After an absence of 27 years, “Olivet” and “Sinai” once again will carry passengers up Bunker Hill on the Angels Flight inclined railway, which reopens late next month.

Constructed in 1901, the funicular is counterbalanced so that as one car rises, the other descends. It carried tourists and residents up and down from Los Angeles’ business district until it was closed by the city in 1969.

At the bottom of the hill, Angels Flight Plaza is nearing completion. The plaza will connect the Red Line subway to Angels Flight and a new stairway that will climb the hill beside the funicular. Across Hill Street, an outdoor dining court is planned next to Grand Central Market. The projects are part of Angels Walk, an ambitious plan to make downtown more pedestrian friendly.


JOHN H. WELBORNE, president of the Angels Flight Railway Foundation, spoke with Public Places columnist JANE SPILLER.

Question: Did you ever ride on the original Angels Flight?

Answer: As a child, I came down with my parents to take rides. My memories are prejudiced by Ed Penney’s film where you can hear the bell and horn and you get the feeling of it creeping up the hill.

I have sat in the cars as they have been restored and it’s an extraordinary feeling of deja vu. It is like an old friend, very much somebody coming back into your life. I think that will be the experience of thousands of people.

Q: What’s the history of Angels Flight and Bunker Hill?

A: When the Indians were here, Bunker Hill was just a hill. Later, presumably it had a bunker, as Ft. Moore was at the top of the hill. When my grandmother lived here from 1895 to 1900, Ft. Moore had become Los Angeles High School.

By the time Col. J.W. Eddy got a franchise and put in Angels Flight, Bunker Hill was a residential district of Victorian frame houses. People would ride to shops down below on Spring Street and Broadway and Los Angeles Street. Then there was a western migration and expansion of the city and a lot of those houses became rooming houses. By the late 1940s and early ‘50s, Bunker Hill was regarded as a slum area. Under the California Redevelopment Act, the area became an urban renewal project and everything was demolished. The plan was to put Angels Flight back later as part of the California Plaza third phase. But that fell apart with the collapse of the real estate market, so a lot of us pushed to get the Community Redevelopment Agency to do it independently. The city is turning Angels Flight back over to the private sector through the Angels Flight Railway Foundation, which will run it in the public interest. The fare’s only going to be a quarter. It was nickel up to 1969.

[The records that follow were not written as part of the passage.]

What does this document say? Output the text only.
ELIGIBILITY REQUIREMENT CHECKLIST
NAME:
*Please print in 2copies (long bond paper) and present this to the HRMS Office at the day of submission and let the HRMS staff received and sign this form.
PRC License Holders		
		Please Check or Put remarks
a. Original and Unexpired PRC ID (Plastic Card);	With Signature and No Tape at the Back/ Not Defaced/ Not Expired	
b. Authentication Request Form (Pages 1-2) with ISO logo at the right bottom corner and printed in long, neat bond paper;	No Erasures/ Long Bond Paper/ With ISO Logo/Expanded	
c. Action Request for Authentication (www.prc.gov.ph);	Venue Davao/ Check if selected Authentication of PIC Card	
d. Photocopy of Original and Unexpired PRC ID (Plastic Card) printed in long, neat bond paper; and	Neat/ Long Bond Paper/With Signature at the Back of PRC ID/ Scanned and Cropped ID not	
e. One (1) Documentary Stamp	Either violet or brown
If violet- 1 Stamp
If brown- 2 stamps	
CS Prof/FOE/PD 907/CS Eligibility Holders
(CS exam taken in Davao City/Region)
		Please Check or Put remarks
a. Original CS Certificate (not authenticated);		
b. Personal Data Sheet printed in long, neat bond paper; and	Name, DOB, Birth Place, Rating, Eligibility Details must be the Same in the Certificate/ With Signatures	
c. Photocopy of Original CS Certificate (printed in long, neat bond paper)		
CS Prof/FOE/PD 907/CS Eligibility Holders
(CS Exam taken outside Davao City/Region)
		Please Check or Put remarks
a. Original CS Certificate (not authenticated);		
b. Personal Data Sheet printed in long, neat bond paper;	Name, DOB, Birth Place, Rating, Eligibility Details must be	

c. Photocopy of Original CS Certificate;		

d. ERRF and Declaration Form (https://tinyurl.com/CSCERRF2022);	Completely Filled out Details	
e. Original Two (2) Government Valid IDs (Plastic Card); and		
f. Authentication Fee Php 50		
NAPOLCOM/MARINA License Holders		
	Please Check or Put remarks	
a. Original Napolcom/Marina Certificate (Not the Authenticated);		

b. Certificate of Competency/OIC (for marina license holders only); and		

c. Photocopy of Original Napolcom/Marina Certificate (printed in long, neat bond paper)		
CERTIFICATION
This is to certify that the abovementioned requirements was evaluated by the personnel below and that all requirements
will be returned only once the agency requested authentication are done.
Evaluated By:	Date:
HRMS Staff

Q: What are your goals for Angels Flight?

A: It has long been felt that Bunker Hill was a barrier; the people at the top were the corporate banker types and the people at the bottom generally were Latinos enjoying the street life on Broadway. Angels Flight is an invitation for one group to come up the hill and enjoy the free concerts at the Watercourt and for the other to go down and enjoy the historic core. For the grand opening festival Feb. 24-25, we’re closing Hill Street between Third and Fourth. You can walk through the Grand Central Market, by carnival rides and food booths on Hill Street and go up the new stairway or take Angels Flight up to the Watercourt, where there’ll be bands playing, and wander over to the Museum of Contemporary Art. Angels Flight is central to everybody, it’s a place to come together.